The installation of the two 30-megawatt turbo alternators at the company’s factories would cost E100 million and the project was expected to be completed by the end of next month. Currently, the company has its own energy but it is not enough.

RSSC General Manager-Manufacturing John Mark Sithebe said the installation of the 30-megawatt alternators would create capacity to substitute imported power, thus creating self-sufficiency.

“Eskom has indicated its intention to seek high tariff increases over the next few years in the order of 20-25% per annum.

These increases will inevitably be passed on by the Swaziland Electricity Company (SEC) to its customers in Swaziland, resulting in abnormal electricity cost increases for RSSC,” Sithebe said.

RSSC currently generates power using cane or bagasse, which they said was not enough. Sithebe said the board approved E72 million funding which would go towards improving energy efficiency in the two factories, thereby minimising the energy used to generate power for factory use.

“We have done the figures and are sure that this initiative will decrease RSSC’s cost of sugar and ethanol production,” he said.

...Ethanol project penalties duplicated

ONE of the challenges experienced by the Royal Swaziland Sugar Corporation (RSSC) in its ethanol project is the duplicity of excise penalties by the South African Revenue Service (SARS) and Swaziland Revenue Authority (SRA).

However, it has been reported that such was not experienced by the company’s South African competitors. Managing Director Nick Jackson said RSSC also experienced higher bond requirements compared to its South African competitors.

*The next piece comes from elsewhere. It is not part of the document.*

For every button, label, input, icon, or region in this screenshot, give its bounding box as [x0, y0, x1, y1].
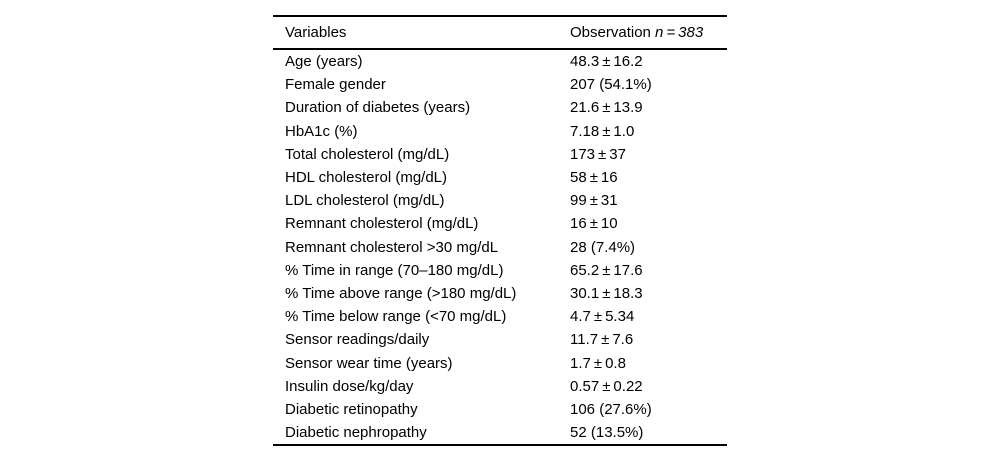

“Costs of transportation are also higher. Worth noting is that RSSC produces high grade fermentation ethanol from sugarcane molasses. Ethanol production is not regulated like sugar, it is a bit more informal,” he said. Jackson, who was speaking at the Sugar Conference 2011 held at Happy Valley Hotel, said ethanol had markets in the Southern African Customs Union (SACU), European Union (EU) and African region.